La strada verso Milano‑Cortina 2026 passa anche dalla salute mentale
La psicologia dello sport entra ufficialmente nel percorso che accompagnerà atleti e staff verso i Giochi Olimpici e Paralimpici Invernali Milano‑Cortina 2026. È il risultato dell’accordo siglato dagli Ordini degli Psicologi di Lombardia e Veneto, presentato alla Casa della Psicologia di Milano, che punta a valorizzare in modo strutturato il ruolo dei professionisti del benessere mentale nei grandi eventi sportivi.
L’intesa prevede iniziative condivise nel 2026 e riconosce la centralità del supporto psicologico nella preparazione agonistica. «Lo sport unisce e questa collaborazione mette al centro la salute mentale», ha dichiarato Valentina Di Mattei, presidente dell’Ordine lombardo. Per Luca Pezzullo, presidente veneto, Milano‑Cortina rappresenta «un’occasione per ribadire che lo sport è promozione di benessere a 360 gradi».

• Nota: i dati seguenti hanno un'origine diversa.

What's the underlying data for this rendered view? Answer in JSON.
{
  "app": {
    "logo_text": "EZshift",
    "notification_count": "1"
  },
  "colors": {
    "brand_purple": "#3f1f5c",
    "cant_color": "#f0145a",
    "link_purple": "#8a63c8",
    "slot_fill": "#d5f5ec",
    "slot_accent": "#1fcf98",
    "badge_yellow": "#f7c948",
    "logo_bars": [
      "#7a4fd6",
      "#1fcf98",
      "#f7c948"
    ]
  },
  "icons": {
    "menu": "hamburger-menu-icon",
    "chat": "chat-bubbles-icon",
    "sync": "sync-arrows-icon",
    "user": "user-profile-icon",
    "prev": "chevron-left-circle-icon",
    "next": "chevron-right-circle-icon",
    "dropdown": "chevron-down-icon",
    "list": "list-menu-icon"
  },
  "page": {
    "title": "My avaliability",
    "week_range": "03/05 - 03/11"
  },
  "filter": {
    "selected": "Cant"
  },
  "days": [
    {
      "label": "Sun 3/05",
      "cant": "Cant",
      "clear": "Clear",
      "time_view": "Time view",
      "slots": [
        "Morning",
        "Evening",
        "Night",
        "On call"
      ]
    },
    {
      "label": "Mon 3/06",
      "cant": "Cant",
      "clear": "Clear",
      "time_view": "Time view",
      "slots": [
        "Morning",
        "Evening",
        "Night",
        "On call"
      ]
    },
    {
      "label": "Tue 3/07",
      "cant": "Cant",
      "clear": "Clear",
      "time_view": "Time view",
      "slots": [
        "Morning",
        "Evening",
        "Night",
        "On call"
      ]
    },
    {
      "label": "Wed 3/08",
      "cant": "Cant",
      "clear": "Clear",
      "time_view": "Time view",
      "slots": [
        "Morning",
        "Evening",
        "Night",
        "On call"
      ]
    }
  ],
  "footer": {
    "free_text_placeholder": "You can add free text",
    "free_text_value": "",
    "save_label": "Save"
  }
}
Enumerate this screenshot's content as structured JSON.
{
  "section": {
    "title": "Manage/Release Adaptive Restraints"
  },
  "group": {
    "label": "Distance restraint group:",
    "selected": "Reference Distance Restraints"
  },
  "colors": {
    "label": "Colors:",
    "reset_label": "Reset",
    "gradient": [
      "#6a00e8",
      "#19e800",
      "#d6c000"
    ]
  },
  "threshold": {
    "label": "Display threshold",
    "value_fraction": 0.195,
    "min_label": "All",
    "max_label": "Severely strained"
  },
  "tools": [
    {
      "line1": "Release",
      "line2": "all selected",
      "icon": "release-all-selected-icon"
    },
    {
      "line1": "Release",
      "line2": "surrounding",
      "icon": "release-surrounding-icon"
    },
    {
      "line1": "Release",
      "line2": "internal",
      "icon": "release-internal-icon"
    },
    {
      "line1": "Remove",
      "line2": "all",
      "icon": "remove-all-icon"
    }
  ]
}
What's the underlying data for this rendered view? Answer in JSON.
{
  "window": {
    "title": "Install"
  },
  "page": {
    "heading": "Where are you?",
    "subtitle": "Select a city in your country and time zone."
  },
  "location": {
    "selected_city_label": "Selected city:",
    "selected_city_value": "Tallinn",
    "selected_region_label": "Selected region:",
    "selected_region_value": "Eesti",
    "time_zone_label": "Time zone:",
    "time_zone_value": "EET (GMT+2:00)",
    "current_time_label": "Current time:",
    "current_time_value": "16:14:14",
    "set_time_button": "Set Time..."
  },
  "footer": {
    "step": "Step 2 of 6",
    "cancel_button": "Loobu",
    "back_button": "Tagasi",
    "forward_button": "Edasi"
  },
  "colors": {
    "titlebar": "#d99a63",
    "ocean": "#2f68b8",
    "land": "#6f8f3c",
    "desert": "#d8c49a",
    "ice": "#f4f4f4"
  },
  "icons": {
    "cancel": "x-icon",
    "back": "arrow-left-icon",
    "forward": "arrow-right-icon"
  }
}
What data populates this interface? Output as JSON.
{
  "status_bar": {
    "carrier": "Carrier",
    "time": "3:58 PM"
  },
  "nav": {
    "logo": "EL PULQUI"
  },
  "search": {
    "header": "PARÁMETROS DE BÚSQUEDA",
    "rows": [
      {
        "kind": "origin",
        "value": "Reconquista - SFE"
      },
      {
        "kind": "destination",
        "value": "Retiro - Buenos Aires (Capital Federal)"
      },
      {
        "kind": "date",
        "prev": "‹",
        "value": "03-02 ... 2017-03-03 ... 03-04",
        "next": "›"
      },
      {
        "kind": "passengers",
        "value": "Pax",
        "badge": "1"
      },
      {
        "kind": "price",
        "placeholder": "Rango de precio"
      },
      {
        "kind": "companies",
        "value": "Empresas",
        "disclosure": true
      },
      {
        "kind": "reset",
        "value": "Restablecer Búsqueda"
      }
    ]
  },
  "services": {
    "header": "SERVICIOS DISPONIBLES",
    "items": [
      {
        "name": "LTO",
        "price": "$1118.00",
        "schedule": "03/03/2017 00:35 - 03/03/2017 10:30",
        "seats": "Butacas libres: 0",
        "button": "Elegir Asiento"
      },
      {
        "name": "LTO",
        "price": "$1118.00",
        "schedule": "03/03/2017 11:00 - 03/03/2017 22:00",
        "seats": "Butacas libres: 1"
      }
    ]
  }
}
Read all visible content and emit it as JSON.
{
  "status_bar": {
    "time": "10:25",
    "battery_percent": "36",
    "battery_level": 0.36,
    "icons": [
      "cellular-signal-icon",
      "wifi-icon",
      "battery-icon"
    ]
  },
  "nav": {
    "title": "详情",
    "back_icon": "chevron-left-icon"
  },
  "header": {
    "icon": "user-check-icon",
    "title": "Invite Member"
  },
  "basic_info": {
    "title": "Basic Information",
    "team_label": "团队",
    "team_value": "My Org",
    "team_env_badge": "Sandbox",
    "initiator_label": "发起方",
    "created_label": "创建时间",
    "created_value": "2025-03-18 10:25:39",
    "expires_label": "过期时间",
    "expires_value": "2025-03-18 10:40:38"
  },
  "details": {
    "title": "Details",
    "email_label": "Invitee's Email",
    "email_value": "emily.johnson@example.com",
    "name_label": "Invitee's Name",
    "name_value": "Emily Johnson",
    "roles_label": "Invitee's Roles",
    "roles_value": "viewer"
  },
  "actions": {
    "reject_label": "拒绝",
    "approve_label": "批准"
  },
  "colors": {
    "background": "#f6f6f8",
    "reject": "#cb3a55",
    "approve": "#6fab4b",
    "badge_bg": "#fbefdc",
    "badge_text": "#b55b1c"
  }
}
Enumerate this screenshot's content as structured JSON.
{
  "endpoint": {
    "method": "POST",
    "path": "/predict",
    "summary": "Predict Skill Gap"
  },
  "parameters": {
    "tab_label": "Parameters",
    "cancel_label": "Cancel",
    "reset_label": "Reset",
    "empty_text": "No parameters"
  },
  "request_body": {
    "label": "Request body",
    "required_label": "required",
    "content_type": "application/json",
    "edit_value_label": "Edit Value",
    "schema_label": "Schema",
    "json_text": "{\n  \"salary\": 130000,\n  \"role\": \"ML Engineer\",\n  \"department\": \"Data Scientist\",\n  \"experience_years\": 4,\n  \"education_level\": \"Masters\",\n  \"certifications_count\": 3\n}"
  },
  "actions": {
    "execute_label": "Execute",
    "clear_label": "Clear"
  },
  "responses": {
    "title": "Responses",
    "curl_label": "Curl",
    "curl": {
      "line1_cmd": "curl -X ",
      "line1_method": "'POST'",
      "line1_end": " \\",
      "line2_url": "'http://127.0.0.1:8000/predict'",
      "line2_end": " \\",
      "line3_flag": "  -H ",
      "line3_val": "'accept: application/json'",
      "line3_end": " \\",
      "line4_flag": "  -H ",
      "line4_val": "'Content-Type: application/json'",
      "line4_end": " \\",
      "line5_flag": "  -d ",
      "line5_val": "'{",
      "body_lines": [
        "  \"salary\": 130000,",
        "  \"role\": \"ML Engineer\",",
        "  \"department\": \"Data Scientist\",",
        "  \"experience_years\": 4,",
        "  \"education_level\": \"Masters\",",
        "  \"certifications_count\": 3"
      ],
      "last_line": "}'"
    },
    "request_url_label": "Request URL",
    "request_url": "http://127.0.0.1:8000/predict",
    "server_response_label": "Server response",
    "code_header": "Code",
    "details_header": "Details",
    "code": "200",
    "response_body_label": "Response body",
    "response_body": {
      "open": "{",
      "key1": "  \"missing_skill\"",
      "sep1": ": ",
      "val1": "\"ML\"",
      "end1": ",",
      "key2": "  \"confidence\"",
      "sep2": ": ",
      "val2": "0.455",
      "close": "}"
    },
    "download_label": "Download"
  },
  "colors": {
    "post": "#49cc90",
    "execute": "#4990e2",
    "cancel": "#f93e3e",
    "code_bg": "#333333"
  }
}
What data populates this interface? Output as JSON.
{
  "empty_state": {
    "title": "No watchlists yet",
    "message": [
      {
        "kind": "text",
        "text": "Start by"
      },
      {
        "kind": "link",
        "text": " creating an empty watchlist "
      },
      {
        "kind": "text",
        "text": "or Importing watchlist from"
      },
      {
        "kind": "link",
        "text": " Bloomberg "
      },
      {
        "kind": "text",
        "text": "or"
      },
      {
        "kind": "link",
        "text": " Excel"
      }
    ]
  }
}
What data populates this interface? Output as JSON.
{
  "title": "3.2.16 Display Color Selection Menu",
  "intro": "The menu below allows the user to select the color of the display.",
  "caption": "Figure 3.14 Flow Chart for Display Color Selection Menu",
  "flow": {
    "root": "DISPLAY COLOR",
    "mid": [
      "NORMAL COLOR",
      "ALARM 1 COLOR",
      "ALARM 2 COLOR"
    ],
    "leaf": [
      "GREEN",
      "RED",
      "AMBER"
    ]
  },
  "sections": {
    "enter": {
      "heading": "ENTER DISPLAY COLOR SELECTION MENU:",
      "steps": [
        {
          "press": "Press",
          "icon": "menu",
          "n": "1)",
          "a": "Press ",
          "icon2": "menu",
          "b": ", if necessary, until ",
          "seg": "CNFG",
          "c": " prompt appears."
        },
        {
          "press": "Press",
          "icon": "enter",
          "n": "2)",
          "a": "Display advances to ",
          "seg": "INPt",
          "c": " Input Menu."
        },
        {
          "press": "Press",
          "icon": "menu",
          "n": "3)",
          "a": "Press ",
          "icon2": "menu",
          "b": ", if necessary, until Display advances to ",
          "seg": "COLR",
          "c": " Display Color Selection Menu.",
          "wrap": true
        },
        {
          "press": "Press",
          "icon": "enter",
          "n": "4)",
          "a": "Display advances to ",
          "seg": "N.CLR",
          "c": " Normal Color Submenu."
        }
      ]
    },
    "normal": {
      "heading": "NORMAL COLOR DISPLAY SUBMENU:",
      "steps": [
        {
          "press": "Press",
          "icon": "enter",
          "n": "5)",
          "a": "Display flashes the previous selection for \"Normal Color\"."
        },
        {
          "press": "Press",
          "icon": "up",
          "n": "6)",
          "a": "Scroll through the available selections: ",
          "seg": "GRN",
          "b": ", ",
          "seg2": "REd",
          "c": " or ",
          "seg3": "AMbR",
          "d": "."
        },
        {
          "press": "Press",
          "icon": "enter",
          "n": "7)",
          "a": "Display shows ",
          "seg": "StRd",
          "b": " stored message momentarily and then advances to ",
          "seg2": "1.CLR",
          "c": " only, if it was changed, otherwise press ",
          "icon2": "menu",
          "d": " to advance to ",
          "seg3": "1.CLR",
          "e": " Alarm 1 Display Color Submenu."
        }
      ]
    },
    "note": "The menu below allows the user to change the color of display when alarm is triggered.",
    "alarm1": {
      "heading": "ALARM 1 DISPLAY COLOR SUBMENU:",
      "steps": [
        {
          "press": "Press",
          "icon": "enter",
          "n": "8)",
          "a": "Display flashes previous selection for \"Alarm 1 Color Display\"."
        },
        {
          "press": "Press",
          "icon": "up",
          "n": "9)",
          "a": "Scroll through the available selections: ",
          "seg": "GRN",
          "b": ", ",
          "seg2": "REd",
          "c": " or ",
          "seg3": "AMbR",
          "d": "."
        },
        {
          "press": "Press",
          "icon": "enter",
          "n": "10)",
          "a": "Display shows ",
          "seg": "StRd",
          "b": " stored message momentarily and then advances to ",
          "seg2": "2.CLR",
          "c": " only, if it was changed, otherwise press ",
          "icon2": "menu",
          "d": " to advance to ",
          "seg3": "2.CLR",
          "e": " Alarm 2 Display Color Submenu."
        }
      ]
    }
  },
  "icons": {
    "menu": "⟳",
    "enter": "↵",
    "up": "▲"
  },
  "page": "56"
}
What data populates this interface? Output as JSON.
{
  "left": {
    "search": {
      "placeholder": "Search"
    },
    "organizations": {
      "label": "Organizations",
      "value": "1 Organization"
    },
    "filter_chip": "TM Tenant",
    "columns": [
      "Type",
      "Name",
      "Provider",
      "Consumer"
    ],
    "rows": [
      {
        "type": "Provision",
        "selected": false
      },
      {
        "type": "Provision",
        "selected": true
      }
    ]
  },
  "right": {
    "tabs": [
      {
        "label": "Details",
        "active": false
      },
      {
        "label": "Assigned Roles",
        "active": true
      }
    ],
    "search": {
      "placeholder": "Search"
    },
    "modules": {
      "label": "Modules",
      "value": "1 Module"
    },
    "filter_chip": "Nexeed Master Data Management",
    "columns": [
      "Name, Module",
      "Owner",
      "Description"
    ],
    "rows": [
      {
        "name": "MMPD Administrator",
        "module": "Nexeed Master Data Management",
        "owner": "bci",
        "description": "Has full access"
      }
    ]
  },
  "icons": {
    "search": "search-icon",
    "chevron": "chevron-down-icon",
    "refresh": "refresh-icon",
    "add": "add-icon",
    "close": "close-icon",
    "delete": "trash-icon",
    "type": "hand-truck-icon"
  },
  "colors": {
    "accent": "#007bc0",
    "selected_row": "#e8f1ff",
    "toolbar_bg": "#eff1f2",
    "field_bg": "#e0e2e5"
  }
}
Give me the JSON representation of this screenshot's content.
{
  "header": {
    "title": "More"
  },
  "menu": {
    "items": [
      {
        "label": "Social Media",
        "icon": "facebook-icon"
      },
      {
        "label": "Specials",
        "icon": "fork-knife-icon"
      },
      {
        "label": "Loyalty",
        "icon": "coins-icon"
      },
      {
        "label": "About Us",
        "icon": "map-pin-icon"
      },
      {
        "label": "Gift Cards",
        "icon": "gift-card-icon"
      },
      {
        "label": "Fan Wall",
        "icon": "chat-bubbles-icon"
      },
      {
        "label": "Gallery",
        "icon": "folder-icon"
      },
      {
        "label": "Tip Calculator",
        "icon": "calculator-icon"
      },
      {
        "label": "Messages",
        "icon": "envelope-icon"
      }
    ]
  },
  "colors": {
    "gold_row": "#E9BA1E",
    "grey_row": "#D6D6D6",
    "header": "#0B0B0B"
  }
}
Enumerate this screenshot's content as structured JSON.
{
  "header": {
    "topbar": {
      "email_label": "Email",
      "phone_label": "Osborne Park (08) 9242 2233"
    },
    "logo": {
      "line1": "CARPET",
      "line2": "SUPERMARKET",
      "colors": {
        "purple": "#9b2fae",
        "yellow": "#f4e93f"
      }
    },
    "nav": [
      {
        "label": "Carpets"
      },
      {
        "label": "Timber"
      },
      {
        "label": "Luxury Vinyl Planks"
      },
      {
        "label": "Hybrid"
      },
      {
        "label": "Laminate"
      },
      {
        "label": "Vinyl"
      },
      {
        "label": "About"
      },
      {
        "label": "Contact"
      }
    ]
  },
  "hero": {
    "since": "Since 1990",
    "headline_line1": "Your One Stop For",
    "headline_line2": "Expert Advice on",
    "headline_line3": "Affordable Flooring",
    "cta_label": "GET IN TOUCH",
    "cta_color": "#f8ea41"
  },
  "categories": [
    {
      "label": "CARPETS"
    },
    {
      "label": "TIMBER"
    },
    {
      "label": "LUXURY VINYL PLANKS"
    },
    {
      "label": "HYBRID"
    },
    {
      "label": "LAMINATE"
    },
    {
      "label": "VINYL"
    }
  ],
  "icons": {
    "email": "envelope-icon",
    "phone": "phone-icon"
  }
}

Tra le novità annunciate figurano Quiet Room e Mental Corner nei villaggi olimpici, sulla scia delle Mind Zone sperimentate a Parigi 2024. Spazi pensati per aiutare gli atleti a gestire pressione, errori e carico emotivo.
Il primo appuntamento congiunto sarà il 12 febbraio 2026 a Cortina con Slalom di voci, seguito da una tavola rotonda il 25 febbraio a Milano dedicata alle sinergie tra psicologi, tecnici e atleti. Un percorso che punta a lasciare un’eredità culturale oltre i Giochi.